Sementara itu, Kepala Bidang Penyelenggaran Pendidikan, Pusat Pendidikan Pertanian Kementerian Pertanian, Ismaya Nita Rianti Parawansa mengatakan bahwa Kementerian Pertanian saat ini sudah memilliki pendidikan vokasi serta pelatihan-pelatihan kewirausahaan di bidang pertanian.
“Sebagai komitmen untuk melahirkan petani-petani muda, petani yang melek teknologi informasi, kami telah mengtransformasi sekolah tinggi penyuluhan petanian (STTP) menjadi politeknik pembangunan pertanian (Polbangtan) dengan kurikulum sebagai lembaga vokasi,” jelas Rianti.
Pada saat yang sama Ketua Umum Gerbang Tani Indonesia, Idham Arsyad mengatakan bahwa selama ini Kementerian Pertanian selalu mempublikasi, produksi padi selalu surplus namun, beberapa bulan kemudian pemerintah melakukan impor beras.

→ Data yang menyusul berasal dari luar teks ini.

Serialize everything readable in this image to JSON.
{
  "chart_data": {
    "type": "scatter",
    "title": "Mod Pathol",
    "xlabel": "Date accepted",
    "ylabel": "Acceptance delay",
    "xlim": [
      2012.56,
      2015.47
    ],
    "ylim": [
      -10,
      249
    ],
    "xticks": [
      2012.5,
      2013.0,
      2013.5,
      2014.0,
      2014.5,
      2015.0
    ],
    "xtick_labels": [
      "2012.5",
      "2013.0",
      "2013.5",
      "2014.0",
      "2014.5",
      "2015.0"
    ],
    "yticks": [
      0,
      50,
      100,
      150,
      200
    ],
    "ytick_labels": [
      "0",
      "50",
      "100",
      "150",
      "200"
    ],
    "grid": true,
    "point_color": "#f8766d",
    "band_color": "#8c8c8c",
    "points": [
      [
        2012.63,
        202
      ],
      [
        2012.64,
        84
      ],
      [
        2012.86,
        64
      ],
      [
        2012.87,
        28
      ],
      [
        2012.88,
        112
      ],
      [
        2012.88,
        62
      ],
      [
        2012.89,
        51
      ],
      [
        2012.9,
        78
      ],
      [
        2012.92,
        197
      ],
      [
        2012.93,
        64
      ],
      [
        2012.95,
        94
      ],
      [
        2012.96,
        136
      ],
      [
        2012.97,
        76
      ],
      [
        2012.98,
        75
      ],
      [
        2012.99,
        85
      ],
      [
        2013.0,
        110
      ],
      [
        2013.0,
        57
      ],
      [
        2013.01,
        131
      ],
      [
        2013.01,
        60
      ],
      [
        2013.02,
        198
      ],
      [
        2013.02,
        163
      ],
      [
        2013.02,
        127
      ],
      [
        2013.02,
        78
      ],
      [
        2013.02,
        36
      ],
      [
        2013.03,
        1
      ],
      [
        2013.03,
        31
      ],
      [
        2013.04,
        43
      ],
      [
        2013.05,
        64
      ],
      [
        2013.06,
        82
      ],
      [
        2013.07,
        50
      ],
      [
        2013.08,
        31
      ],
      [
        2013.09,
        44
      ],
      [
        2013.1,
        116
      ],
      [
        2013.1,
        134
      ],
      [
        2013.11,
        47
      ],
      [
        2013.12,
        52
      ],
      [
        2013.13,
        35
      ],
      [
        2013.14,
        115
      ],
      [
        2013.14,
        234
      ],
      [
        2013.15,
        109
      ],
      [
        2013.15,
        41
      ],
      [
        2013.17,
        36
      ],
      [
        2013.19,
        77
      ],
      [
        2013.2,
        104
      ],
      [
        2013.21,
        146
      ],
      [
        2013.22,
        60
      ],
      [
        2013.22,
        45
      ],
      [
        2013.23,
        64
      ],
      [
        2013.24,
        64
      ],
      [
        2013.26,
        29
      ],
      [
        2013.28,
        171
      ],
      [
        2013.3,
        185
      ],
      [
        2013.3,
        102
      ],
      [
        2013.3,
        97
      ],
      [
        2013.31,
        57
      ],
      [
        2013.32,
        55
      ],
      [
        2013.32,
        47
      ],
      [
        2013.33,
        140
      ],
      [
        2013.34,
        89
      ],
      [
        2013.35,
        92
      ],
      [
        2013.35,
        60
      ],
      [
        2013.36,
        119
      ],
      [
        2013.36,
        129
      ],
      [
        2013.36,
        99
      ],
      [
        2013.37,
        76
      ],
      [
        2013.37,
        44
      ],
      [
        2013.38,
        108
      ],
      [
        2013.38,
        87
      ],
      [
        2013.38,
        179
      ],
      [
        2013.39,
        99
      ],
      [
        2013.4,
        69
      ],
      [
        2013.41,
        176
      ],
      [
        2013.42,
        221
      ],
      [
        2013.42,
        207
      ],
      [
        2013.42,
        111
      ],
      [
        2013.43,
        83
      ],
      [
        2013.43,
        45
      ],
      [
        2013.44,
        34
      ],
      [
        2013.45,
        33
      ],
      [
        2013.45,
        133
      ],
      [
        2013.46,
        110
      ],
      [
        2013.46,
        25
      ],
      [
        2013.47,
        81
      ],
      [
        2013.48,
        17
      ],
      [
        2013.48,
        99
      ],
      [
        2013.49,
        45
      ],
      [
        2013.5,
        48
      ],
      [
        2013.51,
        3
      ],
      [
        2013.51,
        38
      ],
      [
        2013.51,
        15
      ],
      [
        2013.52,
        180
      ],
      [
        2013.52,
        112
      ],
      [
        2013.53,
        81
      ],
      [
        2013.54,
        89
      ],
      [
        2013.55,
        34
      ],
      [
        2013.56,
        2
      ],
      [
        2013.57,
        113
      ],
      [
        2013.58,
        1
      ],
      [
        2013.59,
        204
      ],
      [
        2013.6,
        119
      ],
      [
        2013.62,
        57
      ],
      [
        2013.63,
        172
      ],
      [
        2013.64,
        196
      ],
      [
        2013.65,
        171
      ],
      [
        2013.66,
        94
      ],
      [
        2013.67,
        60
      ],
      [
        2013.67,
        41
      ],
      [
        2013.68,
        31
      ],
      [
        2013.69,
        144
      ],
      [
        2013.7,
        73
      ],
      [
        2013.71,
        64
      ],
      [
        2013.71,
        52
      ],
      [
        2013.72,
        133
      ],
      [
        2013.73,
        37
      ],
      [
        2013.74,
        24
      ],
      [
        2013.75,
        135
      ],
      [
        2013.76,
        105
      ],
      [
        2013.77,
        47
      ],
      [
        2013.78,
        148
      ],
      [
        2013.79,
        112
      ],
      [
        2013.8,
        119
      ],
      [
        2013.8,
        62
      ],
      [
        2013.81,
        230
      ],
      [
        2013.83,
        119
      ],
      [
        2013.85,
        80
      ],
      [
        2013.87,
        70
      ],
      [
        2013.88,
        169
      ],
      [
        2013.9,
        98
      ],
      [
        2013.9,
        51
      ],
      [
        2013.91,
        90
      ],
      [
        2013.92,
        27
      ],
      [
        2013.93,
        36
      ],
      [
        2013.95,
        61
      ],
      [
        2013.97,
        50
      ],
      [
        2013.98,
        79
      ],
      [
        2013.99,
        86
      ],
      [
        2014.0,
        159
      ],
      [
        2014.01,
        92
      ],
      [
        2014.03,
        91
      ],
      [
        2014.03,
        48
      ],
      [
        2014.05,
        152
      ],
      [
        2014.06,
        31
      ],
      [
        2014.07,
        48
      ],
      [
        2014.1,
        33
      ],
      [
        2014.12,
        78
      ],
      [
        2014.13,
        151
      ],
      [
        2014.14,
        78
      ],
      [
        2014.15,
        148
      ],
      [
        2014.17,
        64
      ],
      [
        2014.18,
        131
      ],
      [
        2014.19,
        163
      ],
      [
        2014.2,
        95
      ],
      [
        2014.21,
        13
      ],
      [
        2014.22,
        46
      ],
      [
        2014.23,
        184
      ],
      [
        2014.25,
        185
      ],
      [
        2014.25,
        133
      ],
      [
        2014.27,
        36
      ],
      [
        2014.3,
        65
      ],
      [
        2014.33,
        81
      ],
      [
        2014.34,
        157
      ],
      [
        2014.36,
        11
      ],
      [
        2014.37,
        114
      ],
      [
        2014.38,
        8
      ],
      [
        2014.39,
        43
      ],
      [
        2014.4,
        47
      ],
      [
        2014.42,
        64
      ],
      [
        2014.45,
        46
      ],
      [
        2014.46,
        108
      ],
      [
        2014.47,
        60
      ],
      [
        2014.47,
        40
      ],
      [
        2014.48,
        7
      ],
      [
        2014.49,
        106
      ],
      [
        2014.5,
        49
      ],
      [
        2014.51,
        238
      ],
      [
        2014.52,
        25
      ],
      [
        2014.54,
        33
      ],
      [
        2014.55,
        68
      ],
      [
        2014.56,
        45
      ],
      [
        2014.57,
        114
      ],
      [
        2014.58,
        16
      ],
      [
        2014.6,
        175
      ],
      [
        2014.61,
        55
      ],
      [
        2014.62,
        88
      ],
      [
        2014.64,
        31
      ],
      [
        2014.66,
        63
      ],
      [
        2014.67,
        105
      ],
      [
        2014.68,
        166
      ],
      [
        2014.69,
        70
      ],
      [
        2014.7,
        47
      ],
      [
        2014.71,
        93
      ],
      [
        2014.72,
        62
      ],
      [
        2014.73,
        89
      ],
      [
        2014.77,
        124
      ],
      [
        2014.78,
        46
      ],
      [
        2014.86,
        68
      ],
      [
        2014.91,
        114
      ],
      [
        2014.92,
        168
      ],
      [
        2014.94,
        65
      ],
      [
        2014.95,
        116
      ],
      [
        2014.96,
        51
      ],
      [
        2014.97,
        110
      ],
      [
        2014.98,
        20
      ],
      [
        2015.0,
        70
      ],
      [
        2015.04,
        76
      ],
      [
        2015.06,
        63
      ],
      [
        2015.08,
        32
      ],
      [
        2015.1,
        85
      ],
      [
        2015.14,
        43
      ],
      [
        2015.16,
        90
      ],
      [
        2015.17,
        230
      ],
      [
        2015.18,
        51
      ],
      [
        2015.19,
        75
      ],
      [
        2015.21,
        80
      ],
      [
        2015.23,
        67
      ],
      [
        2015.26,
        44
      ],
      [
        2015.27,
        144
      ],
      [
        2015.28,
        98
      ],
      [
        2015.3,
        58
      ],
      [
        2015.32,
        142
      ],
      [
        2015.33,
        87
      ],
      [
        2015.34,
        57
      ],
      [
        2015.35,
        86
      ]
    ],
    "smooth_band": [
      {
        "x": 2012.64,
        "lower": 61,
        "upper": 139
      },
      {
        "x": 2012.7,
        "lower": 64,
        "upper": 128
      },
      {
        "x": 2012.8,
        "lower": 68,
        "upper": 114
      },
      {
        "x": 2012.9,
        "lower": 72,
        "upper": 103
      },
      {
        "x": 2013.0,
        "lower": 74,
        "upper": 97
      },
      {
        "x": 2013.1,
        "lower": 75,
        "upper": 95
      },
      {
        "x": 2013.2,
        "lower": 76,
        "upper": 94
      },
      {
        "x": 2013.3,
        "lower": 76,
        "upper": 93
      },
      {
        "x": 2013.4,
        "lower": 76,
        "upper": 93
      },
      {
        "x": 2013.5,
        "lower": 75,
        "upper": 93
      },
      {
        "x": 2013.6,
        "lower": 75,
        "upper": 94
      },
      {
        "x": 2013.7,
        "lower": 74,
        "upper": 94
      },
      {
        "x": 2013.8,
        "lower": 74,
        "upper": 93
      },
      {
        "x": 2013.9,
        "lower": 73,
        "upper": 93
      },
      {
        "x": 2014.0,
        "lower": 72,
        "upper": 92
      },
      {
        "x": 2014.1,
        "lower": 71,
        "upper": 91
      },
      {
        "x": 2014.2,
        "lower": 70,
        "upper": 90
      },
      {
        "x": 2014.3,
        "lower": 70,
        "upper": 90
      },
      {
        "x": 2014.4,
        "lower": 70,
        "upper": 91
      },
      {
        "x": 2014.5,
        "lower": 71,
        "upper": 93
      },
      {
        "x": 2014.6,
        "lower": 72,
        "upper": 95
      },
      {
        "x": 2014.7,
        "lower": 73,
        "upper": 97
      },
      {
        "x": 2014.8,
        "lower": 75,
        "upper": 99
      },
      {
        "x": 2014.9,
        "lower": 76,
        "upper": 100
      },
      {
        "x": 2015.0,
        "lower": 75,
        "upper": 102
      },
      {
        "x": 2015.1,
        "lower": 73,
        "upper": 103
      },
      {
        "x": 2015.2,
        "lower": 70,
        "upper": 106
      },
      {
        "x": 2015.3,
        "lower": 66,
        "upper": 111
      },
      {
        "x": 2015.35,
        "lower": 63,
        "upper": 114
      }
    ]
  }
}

“Berdasarkan data, sejak tahun 2011 hingga tahun 2018 produksi padi rata-rata setiap tahunnya adalah sebanyak 74.48 juta ton, jika dikonversi ke beras maka setiap tahunnya kita memiliki stok beras sebanyak 46,17 juta ton namun beberapa tahun terakhir Pemerintah Joko Widodo melakukan impor untuk menutupi kekurangan beras di Indonesia, ini tentu menjadi pertanyaan ?,” ujarnya bertanya.
Pada kesempatan itu hadir Ketua DPP Petani Nasdem, Syaiful Bahari mengatakan bahwa selama ini data pertanian Indonesia banyak yang tidak sesuai dengan fakta dilapangan yang mengakibatkan data produksi pertanian tidak sesuai target yang direncanakaan seperti data produksi beras.
“Selain itu Industri Pangan khususnya pada pasca panen belum terintegrasi, hal ini bisa dilihat dari terpisahnya antara pelaku usaha pertanian. Belum lagi Supply chain antara Industri Besar dan usaha kecil belum terhubung,” ujarnya.